Con estas peculiaridades, las mayores dificultades que solemos encontrarnos en las familias inmigrantes son:

– Comienzo de la convivencia tras la separación. Rabia frecuente por parte de los hijos o hijas y culpa por parte de los progenitores. Influido mucho por el tiempo en el que han estado separados y la forma de relacionarse durante dicho periodo. Frecuentemente se comienza con muchas ganas e ilusión pero los problemas surgen al poco tiempo y los mayores no sienten reconocida su autoridad.

– La ruptura de los progenitores y el establecimiento de nuevas relaciones afectivas en el nuevo país. Los menores tienen que integrar a un nuevo miembro o convivir con él lo que resulta complicado añadido al aspecto anterior.

-La etapa en la que los menores llegan al país de acogida. No es lo mismo llegar a una edad que a otra. En la preadolescencia o adolescencia los menores viven un proceso de descubrimiento personal, pero también de inestabilidad. Se puede dar dificultades en la adaptación con los iguales, fracaso escolar, etc.

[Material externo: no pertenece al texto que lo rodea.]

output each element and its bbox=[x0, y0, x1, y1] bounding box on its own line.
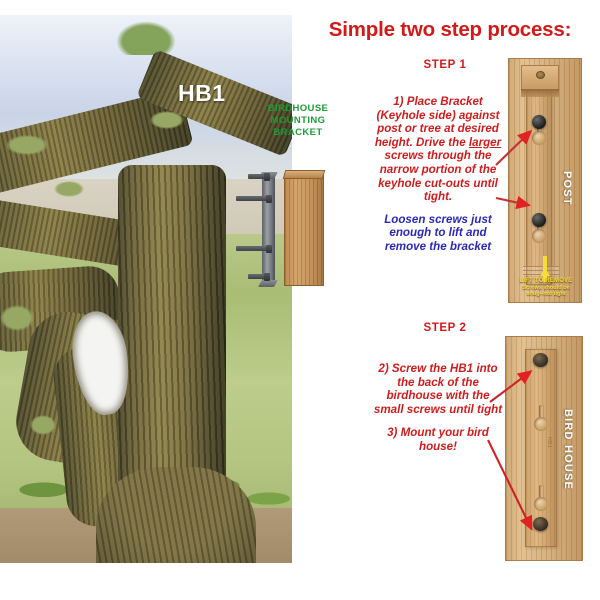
post-label: POST bbox=[561, 171, 573, 206]
bracket-caption: BIRDHOUSE MOUNTING BRACKET bbox=[252, 103, 344, 139]
long-screw bbox=[236, 196, 270, 201]
lift-arrow-head bbox=[540, 268, 550, 276]
screw-head bbox=[264, 173, 270, 181]
short-screw bbox=[248, 274, 268, 279]
metal-bracket bbox=[262, 176, 275, 284]
screw-head bbox=[264, 273, 270, 281]
step-1-paragraph-1: 1) Place Bracket (Keyhole side) against … bbox=[372, 95, 504, 204]
moss-patch bbox=[30, 415, 56, 435]
short-screw bbox=[248, 174, 268, 179]
wood-block-top bbox=[283, 170, 326, 179]
lift-to-remove-note: LIFT TO REMOVE Screws should be snug--no… bbox=[515, 278, 577, 298]
small-screw bbox=[533, 517, 548, 531]
step-2-diagram: HB1 BIRD HOUSE bbox=[505, 336, 583, 561]
moss-patch bbox=[6, 135, 48, 155]
foliage bbox=[116, 21, 176, 55]
long-screw bbox=[236, 246, 270, 251]
step-1-paragraph-2: Loosen screws just enough to lift and re… bbox=[372, 213, 504, 254]
trunk-base bbox=[96, 467, 256, 563]
keyhole-circle bbox=[534, 417, 548, 431]
moss-patch bbox=[0, 305, 34, 331]
lift-note-line-2: snug--not tight bbox=[515, 291, 577, 298]
small-screw bbox=[533, 353, 548, 367]
instruction-sheet: HB1 BIRDHOUSE MOUNTING BRACKET Simple tw… bbox=[0, 0, 600, 600]
moss-patch bbox=[54, 181, 84, 197]
wood-block bbox=[284, 174, 324, 286]
page-title: Simple two step process: bbox=[300, 18, 600, 42]
screw-head bbox=[266, 195, 272, 203]
bracket-tab-bottom bbox=[258, 280, 278, 287]
bracket-caption-line-3: BRACKET bbox=[252, 127, 344, 139]
step-2-paragraph-1: 2) Screw the HB1 into the back of the bi… bbox=[372, 362, 504, 416]
bracket-caption-line-1: BIRDHOUSE bbox=[252, 103, 344, 115]
bird-house-label: BIRD HOUSE bbox=[562, 409, 574, 490]
step-1-instructions: 1) Place Bracket (Keyhole side) against … bbox=[372, 95, 504, 254]
mounting-screw bbox=[532, 115, 546, 129]
step-2-label: STEP 2 bbox=[370, 322, 520, 334]
exploded-bracket-diagram bbox=[236, 170, 328, 290]
keyhole-circle bbox=[532, 131, 546, 145]
hanger-shadow bbox=[521, 89, 559, 97]
product-model-label: HB1 bbox=[178, 80, 226, 107]
moss-patch bbox=[150, 111, 184, 129]
keyhole-circle bbox=[534, 497, 548, 511]
step-1-text-b: screws through the narrow portion of the… bbox=[378, 149, 498, 203]
step-2-instructions: 2) Screw the HB1 into the back of the bi… bbox=[372, 362, 504, 454]
lift-note-heading: LIFT TO REMOVE bbox=[515, 278, 577, 285]
keyhole-circle bbox=[532, 229, 546, 243]
step-1-diagram: POST LIFT TO REMOVE Screws should be snu… bbox=[508, 58, 582, 303]
step-1-label: STEP 1 bbox=[370, 59, 520, 71]
bracket-caption-line-2: MOUNTING bbox=[252, 115, 344, 127]
mounting-screw bbox=[532, 213, 546, 227]
plate-emboss-text: HB1 bbox=[530, 437, 552, 448]
hanger-screw bbox=[536, 71, 545, 79]
step-2-paragraph-2: 3) Mount your bird house! bbox=[372, 426, 504, 453]
screw-head bbox=[266, 245, 272, 253]
step-1-emphasis: larger bbox=[469, 136, 501, 149]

– La falta de apoyo social y red de apoyo. Muchas familias inmigrantes presentan falta de apoyo familiar y social lo que dificulta solventar las dificultades económicas laborales, sociales, familiares con las que se encuentran. A menudo pueden vivir con otras personas en el domicilio, puede darse hacinamiento, etc.

– Falta de tiempo familiar y mucha soledad. Muchos menores se queja de las jornadas interminables laborables de los padres lo  que implica que puedan buscar apoyo afectivo en cualquier parte, aunque éste sea perjudicial.

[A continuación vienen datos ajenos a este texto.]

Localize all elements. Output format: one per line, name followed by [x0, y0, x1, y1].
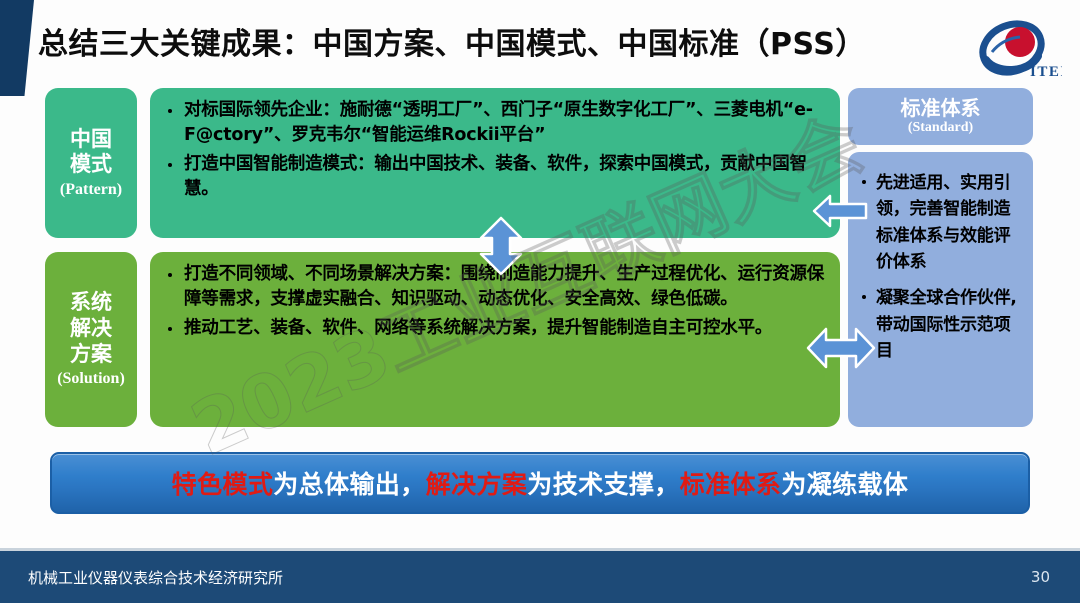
list-item: 先进适用、实用引领，完善智能制造标准体系与效能评价体系	[854, 170, 1023, 275]
banner-segment-4: 为技术支撑，	[527, 470, 679, 499]
standard-header-en: (Standard)	[908, 120, 973, 136]
content-box-solution: 打造不同领域、不同场景解决方案：围绕制造能力提升、生产过程优化、运行资源保障等需…	[150, 252, 840, 427]
banner-segment-1: 特色模式	[172, 470, 274, 499]
footer-page-number: 30	[1031, 568, 1050, 586]
slide-title-bar: 总结三大关键成果：中国方案、中国模式、中国标准（PSS）	[0, 0, 1080, 82]
vertical-double-arrow-icon	[478, 216, 524, 276]
slide-footer: 机械工业仪器仪表综合技术经济研究所 30	[0, 551, 1080, 603]
list-item: 对标国际领先企业：施耐德“透明工厂”、西门子“原生数字化工厂”、三菱电机“e-F…	[160, 98, 826, 148]
list-item: 推动工艺、装备、软件、网络等系统解决方案，提升智能制造自主可控水平。	[160, 316, 826, 341]
left-arrow-icon	[812, 193, 868, 229]
pattern-bullet-list: 对标国际领先企业：施耐德“透明工厂”、西门子“原生数字化工厂”、三菱电机“e-F…	[160, 98, 826, 201]
chip-pattern-en: (Pattern)	[60, 180, 122, 200]
page-title: 总结三大关键成果：中国方案、中国模式、中国标准（PSS）	[38, 19, 866, 63]
banner-segment-5: 标准体系	[680, 470, 782, 499]
banner-segment-3: 解决方案	[426, 470, 528, 499]
horizontal-double-arrow-icon	[806, 325, 876, 371]
chip-system-solution: 系统 解决 方案 (Solution)	[45, 252, 137, 427]
slide-canvas: 总结三大关键成果：中国方案、中国模式、中国标准（PSS） ITEI 2023工业…	[0, 0, 1080, 603]
chip-pattern-line-2: 模式	[70, 152, 112, 178]
itei-logo-icon: ITEI	[976, 18, 1062, 84]
chip-solution-line-2: 解决	[70, 316, 112, 342]
itei-logo: ITEI	[976, 18, 1062, 84]
banner-segment-2: 为总体输出，	[273, 470, 425, 499]
chip-pattern-line-1: 中国	[70, 127, 112, 153]
chip-china-pattern: 中国 模式 (Pattern)	[45, 88, 137, 238]
summary-banner: 特色模式为总体输出，解决方案为技术支撑，标准体系为凝练载体	[50, 452, 1030, 514]
banner-segment-6: 为凝练载体	[781, 470, 908, 499]
standard-panel-header: 标准体系 (Standard)	[848, 88, 1033, 145]
summary-banner-text: 特色模式为总体输出，解决方案为技术支撑，标准体系为凝练载体	[172, 465, 909, 501]
chip-solution-en: (Solution)	[57, 369, 125, 389]
list-item: 打造中国智能制造模式：输出中国技术、装备、软件，探索中国模式，贡献中国智慧。	[160, 152, 826, 202]
standard-panel-body: 先进适用、实用引领，完善智能制造标准体系与效能评价体系 凝聚全球合作伙伴,带动国…	[848, 152, 1033, 427]
standard-header-cn: 标准体系	[901, 97, 981, 120]
standard-bullet-list: 先进适用、实用引领，完善智能制造标准体系与效能评价体系 凝聚全球合作伙伴,带动国…	[854, 170, 1023, 364]
chip-solution-line-1: 系统	[70, 290, 112, 316]
list-item: 凝聚全球合作伙伴,带动国际性示范项目	[854, 285, 1023, 364]
chip-solution-line-3: 方案	[70, 342, 112, 368]
itei-logo-text: ITEI	[1030, 64, 1062, 80]
footer-organization: 机械工业仪器仪表综合技术经济研究所	[28, 567, 283, 588]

– Conflicto de identidad al no sentirse ni de un país ni de otro.

El abordaje con familias inmigrantes

Con las familias inmigrantes es muy importante ser conscientes de todas las etapas y peculiaridades que han podido ir viviendo y la forma de ir solventando las mismas. Se realiza una psicoterapia familiar que incluye a todos los miembros de la familia inmigrante atendiéndoles de forma conjunta y en ocasiones de manera individual.

La necesidad de las familias inmigrantes de poder reencontrarse no con lo que dejaron, sino con lo que son actualmente resulta primordial. Con sus potencialidades, forlalezas y recursos, ya que frecuentemente son familias que se olvidan de éstos y se centran en todas sus carencias, limitaciones, dolor, rencor y desencuentros.

Poder poner nombre a lo sentido durante este tiempo, entenderse, escucharse resulta de gran ayuda para poder vivirse de manera diferente saliendo del lugar de conflicto cotidiano, y mirándose como lo que son, una familia.